A small fee — say, 2 cents a pound on carbon — would send consumers small but pervasive signals about the effects of their buying choices and travel behavior on the environment. Sometimes — just as when you forget to bring your own bag, you might be willing to spend the 7 cents to have the convenience of a plastic bag, you pay for the privilege (and in the case of a carbon fee, generate revenue that could be used to reduce our dependence on fossil fuel, and offset the regressive effects of the tax).

But overall, the fee would bias consumer (and investor) decisions in favor of all kinds of things that resulted in lower carbon emissions. It would make solar energy, electric cars and walkable urban places more economical, and make fossil fuel, gas-powered cars and sprawl even less attractive than they are today. It automatically would reward businesses and investors who came up with lower carbon ways to get all of the goods and services we value. It gradually but powerfully would push us in the direction of lower carbon emissions and greater sustainability.

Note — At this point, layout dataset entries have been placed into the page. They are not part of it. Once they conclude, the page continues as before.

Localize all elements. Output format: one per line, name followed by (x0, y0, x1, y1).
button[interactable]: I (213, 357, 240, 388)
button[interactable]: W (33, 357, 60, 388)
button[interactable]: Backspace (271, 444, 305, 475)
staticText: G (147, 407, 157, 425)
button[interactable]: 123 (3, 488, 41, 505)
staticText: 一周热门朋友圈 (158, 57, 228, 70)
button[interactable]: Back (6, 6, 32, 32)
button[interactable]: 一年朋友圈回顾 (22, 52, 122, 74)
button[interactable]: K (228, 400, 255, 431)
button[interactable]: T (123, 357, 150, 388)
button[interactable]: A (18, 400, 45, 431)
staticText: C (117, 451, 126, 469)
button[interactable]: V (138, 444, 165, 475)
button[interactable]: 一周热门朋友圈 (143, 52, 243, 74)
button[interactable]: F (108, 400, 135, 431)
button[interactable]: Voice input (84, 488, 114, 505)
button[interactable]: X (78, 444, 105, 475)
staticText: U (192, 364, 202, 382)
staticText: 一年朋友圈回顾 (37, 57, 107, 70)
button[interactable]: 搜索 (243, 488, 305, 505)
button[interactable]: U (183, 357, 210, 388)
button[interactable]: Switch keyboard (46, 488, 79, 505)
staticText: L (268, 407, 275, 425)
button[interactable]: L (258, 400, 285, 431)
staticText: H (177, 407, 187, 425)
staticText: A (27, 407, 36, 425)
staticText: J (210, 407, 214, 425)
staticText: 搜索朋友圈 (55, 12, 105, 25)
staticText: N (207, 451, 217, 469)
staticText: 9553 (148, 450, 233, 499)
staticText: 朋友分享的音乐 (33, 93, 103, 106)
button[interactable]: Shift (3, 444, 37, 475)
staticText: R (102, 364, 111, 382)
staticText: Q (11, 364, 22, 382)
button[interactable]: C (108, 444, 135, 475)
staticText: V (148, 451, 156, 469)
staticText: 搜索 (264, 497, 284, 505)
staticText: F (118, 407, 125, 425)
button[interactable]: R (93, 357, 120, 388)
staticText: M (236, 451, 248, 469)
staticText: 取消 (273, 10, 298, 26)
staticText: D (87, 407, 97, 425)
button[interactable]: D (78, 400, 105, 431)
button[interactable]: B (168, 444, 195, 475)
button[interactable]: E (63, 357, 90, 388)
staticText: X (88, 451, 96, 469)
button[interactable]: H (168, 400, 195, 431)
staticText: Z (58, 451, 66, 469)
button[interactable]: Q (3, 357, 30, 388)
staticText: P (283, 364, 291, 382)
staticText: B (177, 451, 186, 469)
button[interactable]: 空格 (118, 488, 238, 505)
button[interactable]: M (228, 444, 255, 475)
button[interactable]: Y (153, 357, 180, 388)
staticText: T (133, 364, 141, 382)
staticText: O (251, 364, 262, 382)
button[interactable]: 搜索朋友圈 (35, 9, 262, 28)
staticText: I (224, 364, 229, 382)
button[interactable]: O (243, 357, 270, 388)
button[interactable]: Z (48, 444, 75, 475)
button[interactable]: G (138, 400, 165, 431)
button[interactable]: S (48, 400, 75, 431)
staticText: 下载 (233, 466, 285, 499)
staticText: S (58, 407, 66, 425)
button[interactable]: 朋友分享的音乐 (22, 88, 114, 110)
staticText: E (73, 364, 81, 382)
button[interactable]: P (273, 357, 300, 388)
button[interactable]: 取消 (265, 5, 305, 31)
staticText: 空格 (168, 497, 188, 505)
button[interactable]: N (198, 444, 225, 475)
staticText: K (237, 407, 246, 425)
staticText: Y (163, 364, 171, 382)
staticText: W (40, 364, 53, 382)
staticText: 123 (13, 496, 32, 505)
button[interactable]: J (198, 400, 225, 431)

Shopping bags are a visible, annoying form of pollution. They are a regular feature of litter almost everywhere in the world. And while they’re a blight, and an unnecessary one, the fact is we’re willing (at least in Chicago) to make consumers pay a fee that reflects the environmental damage they cause, and to give a gentle nudge to their behavior in a direction that is better for the environment. And it’s working — plastic bag use in Chicago has dropped 42 percent already.

So why aren’t we willing to do the same with carbon? Perhaps it's as simple as this: Carbon dioxide (the most common form of carbon pollution) is invisible. We can’t see it. If you’re car exuded fist-sized lumps of carbon at the rate of one per mile and they cluttered the roadway, we’d probably acknowledge the problem and agree to do this almost instantly. But the carbon evanesces into an invisible — and global — atmosphere, slowly but surely raising global carbon levels and steadily raising the planet’s temperature. Plastic shopping bags aren’t an existential threat to the planet, so why are we willing to charge consumers 200 times as much (per pound) for these bags as we would charge for carbon emissions?

Is a couple of pennies a pound for carbon pollution too much to ask? The work of Nobel laureate William Nordhaus suggests that it would be the cheapest and most effective way to make a difference on climate change.